I harp a lot about how computer science is a great approach to thinking about representations. This semester, however, I’ve started thinking about how computer science is also fertile ground for getting students to reflect on their own work. I seem to recall a study about how metacognition training doesn’t really work (or rather, that it falls back to pre-training levels very quickly. In this case, though, I don’t seem much opportunity cost in including it in the class.
One thing I’ve been doing in my assignments, especially as the semester went on, was to include questions that are about how students think they did and justifying that answer. In the Bayesian network homework, for example, one of the questions was about creating evidence and explaining why the resulting posteriors make sense. A follow up question then asked them to find posteriors that don’t make sense, then consider whether it’s their network model that’s incorrect, or if it’s their intuition that is incorrect. The answers okay – nothing great – but at least I enjoyed the experience.
The NLP assignment, that was due just several days ago, did something similar. It was one of the more “standard” computer science assignments, creating an information extraction program. Among the questions they have to answer, however, is one that asks them to give their own program a score. In a normal computer science project, of course, there would be some set of hand-curated answers, and students’ work would be compared against it. In this case, because the dataset is new (and because I’m lazy), I didn’t create such a solution.
It was interesting to see the responses. I didn’t specify what the score meant – only that it should be between 0 and 100. Many students gave their program fairly high scores, but justified it only vaguely, by saying that it does “well” on a “majority” of courses. The point, of course, is for them to think about how they would actually measure this, and what constitutes success. For example, how do they incorporate the false positives and false negatives into their score, if at all? Does the score even represent the percentage of courses they got correct, and if so, which courses from which departments? Very few students even considered these questions in their answers.

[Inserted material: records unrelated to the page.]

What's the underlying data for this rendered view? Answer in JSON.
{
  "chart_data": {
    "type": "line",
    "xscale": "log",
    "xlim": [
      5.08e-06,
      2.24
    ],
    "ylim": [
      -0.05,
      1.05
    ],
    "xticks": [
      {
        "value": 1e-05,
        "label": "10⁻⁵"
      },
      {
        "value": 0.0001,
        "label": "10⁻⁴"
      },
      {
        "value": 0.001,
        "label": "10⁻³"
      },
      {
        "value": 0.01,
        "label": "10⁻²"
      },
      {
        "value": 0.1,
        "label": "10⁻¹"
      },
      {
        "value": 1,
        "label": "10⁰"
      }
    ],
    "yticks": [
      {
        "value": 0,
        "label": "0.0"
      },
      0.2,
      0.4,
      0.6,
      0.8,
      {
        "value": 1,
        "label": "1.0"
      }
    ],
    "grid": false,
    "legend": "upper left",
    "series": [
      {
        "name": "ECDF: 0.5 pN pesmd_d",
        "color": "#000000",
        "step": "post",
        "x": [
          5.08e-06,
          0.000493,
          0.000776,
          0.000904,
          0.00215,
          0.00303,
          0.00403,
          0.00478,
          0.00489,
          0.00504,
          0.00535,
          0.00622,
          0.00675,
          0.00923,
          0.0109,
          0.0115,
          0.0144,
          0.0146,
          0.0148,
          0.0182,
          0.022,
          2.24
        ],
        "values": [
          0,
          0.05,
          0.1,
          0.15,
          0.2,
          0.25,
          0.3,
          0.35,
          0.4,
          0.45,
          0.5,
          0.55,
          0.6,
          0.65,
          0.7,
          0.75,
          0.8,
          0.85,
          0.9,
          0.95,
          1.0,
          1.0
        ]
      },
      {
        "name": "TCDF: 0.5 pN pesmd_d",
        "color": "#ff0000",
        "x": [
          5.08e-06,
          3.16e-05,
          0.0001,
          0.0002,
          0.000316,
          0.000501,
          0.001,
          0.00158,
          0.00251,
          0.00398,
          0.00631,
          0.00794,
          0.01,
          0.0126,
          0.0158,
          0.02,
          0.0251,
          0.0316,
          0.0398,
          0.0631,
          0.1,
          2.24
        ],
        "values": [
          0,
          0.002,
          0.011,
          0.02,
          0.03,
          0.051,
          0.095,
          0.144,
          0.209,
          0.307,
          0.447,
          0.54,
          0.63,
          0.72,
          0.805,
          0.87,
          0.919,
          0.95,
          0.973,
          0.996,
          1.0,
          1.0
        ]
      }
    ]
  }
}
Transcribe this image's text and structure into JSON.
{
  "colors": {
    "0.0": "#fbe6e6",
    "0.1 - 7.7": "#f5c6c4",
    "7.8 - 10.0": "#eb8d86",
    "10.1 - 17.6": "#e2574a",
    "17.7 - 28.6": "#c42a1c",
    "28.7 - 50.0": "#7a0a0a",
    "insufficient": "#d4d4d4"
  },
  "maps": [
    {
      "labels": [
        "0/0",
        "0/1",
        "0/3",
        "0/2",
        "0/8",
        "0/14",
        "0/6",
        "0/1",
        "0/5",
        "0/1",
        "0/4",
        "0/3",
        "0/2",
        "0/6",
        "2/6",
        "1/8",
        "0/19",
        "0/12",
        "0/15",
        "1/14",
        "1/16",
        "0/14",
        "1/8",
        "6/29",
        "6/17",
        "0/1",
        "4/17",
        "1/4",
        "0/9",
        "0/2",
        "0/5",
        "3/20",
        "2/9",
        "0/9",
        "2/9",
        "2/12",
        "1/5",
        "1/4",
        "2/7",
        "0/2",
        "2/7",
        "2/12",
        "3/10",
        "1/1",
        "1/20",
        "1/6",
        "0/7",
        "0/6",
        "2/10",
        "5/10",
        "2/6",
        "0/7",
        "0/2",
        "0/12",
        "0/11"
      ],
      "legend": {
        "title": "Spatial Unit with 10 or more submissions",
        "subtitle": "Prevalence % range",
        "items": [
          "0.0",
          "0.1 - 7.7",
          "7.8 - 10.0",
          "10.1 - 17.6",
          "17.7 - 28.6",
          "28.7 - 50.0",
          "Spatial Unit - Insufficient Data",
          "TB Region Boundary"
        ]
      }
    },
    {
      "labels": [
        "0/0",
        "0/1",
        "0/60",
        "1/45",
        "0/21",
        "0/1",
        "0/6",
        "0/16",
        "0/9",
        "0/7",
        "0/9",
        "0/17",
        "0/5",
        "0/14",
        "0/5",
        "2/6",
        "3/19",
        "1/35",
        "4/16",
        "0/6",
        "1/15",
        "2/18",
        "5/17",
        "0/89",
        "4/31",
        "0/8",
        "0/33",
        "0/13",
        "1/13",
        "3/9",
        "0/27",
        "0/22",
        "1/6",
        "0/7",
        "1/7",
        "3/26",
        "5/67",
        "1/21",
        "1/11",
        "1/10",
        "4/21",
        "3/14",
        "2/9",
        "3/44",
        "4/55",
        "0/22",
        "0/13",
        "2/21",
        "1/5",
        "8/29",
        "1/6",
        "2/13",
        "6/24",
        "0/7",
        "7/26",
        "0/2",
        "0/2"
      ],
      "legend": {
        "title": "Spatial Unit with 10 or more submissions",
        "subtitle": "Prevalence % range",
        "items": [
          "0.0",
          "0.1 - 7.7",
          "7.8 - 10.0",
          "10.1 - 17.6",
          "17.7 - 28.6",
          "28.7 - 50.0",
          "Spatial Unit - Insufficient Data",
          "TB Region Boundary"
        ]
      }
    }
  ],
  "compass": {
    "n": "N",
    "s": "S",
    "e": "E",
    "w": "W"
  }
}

The questions from both assignments, especially the NLP one, highlight something in computer science that I’ve only otherwise found in design: the general lack of specified goals, and therefore the freedom to select your own metric. Building models in the sciences have some of this, but you’re still matching your model to data. In design, on the other hand, the explicitly metric for evaluation is often unclear. Consider user interface design: you could optimize for least clicks to goal, least time to goal, least time on site, or any of a hundred other metrics.
Because of this, students to need quickly ask themselves what exactly they are trying to accomplish, and if what they’re doing is the best way towards that goal. I’m not sure if I can incorporate this into my intro course next semester, but I do plan on requiring students to do more self-evaluation in the future.